Деон вдруг почувствовал, что он грязный, пыльный и вообще ему тут не место, как бродяге в отрепьях на пышном балу. Его не покидало это странное чувство, хотя он остановился на заправочной станции и зашел в туалет вымыть руки и лицо, причесать волосы, стряхнуть пыль с костюма. Он украдкой поглядел на руки — чистые. Просто он не в своей тарелке, не к месту он здесь. Это их мир, больше не твой. Был твой, а теперь нет. И вернуться сюда можно только чужаком, незваным гостем. Печально.
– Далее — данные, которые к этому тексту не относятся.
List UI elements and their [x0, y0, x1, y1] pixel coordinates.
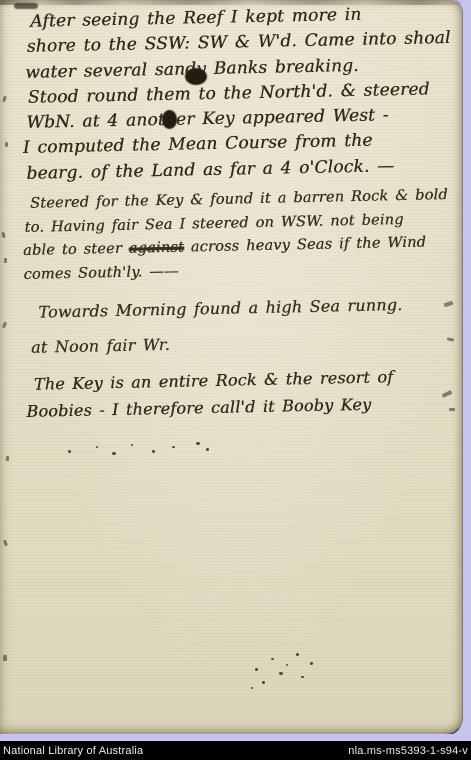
ink-speck — [251, 687, 253, 689]
struck-out-word: against — [129, 240, 185, 257]
ink-speck — [296, 653, 299, 656]
item-reference: nla.ms-ms5393-1-s94-v — [348, 745, 468, 757]
line-segment: across heavy Seas if the Wind — [184, 235, 426, 256]
handwriting-block: After seeing the Reef I kept more in sho… — [18, 1, 463, 425]
ink-speck — [68, 450, 71, 453]
library-credit: National Library of Australia — [3, 745, 143, 757]
ink-speck — [271, 658, 274, 660]
margin-mark — [6, 456, 9, 461]
margin-mark — [2, 322, 7, 329]
margin-mark — [4, 258, 7, 263]
ink-blot — [162, 110, 177, 129]
ink-speck — [112, 452, 116, 455]
scan-viewport: After seeing the Reef I kept more in sho… — [0, 0, 471, 760]
margin-mark — [1, 232, 5, 239]
ink-speck — [286, 664, 288, 666]
ink-speck — [279, 672, 283, 675]
manuscript-page: After seeing the Reef I kept more in sho… — [0, 0, 463, 736]
ink-show-through — [449, 408, 455, 411]
ink-speck — [96, 446, 98, 448]
line-segment: able to steer — [23, 241, 129, 259]
ink-speck — [262, 681, 265, 684]
ink-speck — [152, 450, 155, 453]
ink-speck — [172, 446, 175, 448]
handwriting-paragraph: Steered for the Key & found it a barren … — [22, 184, 460, 287]
margin-mark — [3, 540, 8, 547]
ink-speck — [310, 662, 313, 665]
margin-mark — [5, 142, 8, 147]
margin-mark — [2, 96, 7, 103]
handwriting-paragraph: After seeing the Reef I kept more in sho… — [18, 1, 458, 187]
ink-speck — [301, 676, 304, 678]
handwriting-paragraph: The Key is an entire Rock & the resort o… — [26, 362, 463, 425]
handwriting-paragraph: Towards Morning found a high Sea runng. … — [24, 286, 461, 365]
ink-speck — [196, 442, 200, 445]
margin-mark — [3, 655, 7, 661]
backdrop-strip — [0, 734, 471, 741]
ink-speck — [206, 448, 209, 451]
ink-blot — [14, 3, 38, 9]
footer-bar: National Library of Australia nla.ms-ms5… — [0, 741, 471, 760]
ink-speck — [255, 668, 258, 671]
ink-speck — [131, 444, 133, 446]
ink-blot — [185, 68, 207, 85]
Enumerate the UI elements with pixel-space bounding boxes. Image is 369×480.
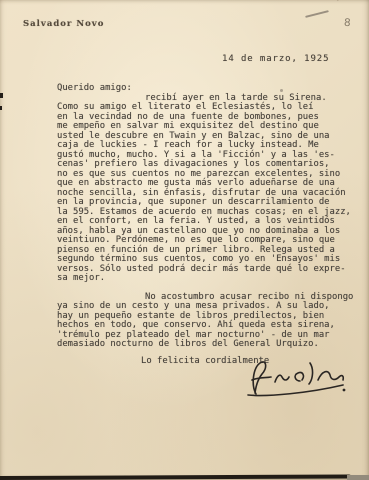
scan-edge-mark — [0, 93, 3, 98]
pencil-dash-mark — [305, 10, 329, 18]
paper-corner-crease — [337, 0, 366, 26]
letterhead-name: Salvador Novo — [23, 19, 104, 29]
scan-edge-mark — [0, 106, 2, 110]
letter-body: Querido amigo: recibí ayer en la tarde s… — [57, 84, 362, 366]
signature-scrawl — [243, 354, 347, 398]
scan-bottom-corner — [347, 475, 369, 480]
letter-page: Salvador Novo 8 14 de marzo, 1925 Querid… — [0, 0, 369, 480]
paragraph-1-lines: Como su amigo el literato el Eclesiastés… — [57, 103, 362, 284]
paragraph-2-lines: ya sino de un cesto y una mesa privados.… — [57, 302, 362, 350]
date-line: 14 de marzo, 1925 — [222, 54, 329, 64]
scan-bottom-edge — [0, 474, 352, 480]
А что делать?
Он поглядел по сторонам и разыскал отца на передней скамье. Вот и с ним у меня то же самое, подумал он. Но он мой отец, и я уважаю его, как немногих. Я знаю, он честен и тверд в том, во что верит. И все-таки между нами пропасть. Даже если мы потянемся друг к другу изо всех сил, то разве кончиками пальцев коснемся.
Что-то в отце показалось ему непривычным. Не такой он сегодня, каким был всегда. Что-то изменилось. В манере держаться. Вот он тяжело вздохнул, хоть и подавил вздох, Иоган ван дер Риет — и вдруг вздохнул; Иоган ван дер Риет, сидевший всю жизнь прямо и гордо, теперь ссутулился.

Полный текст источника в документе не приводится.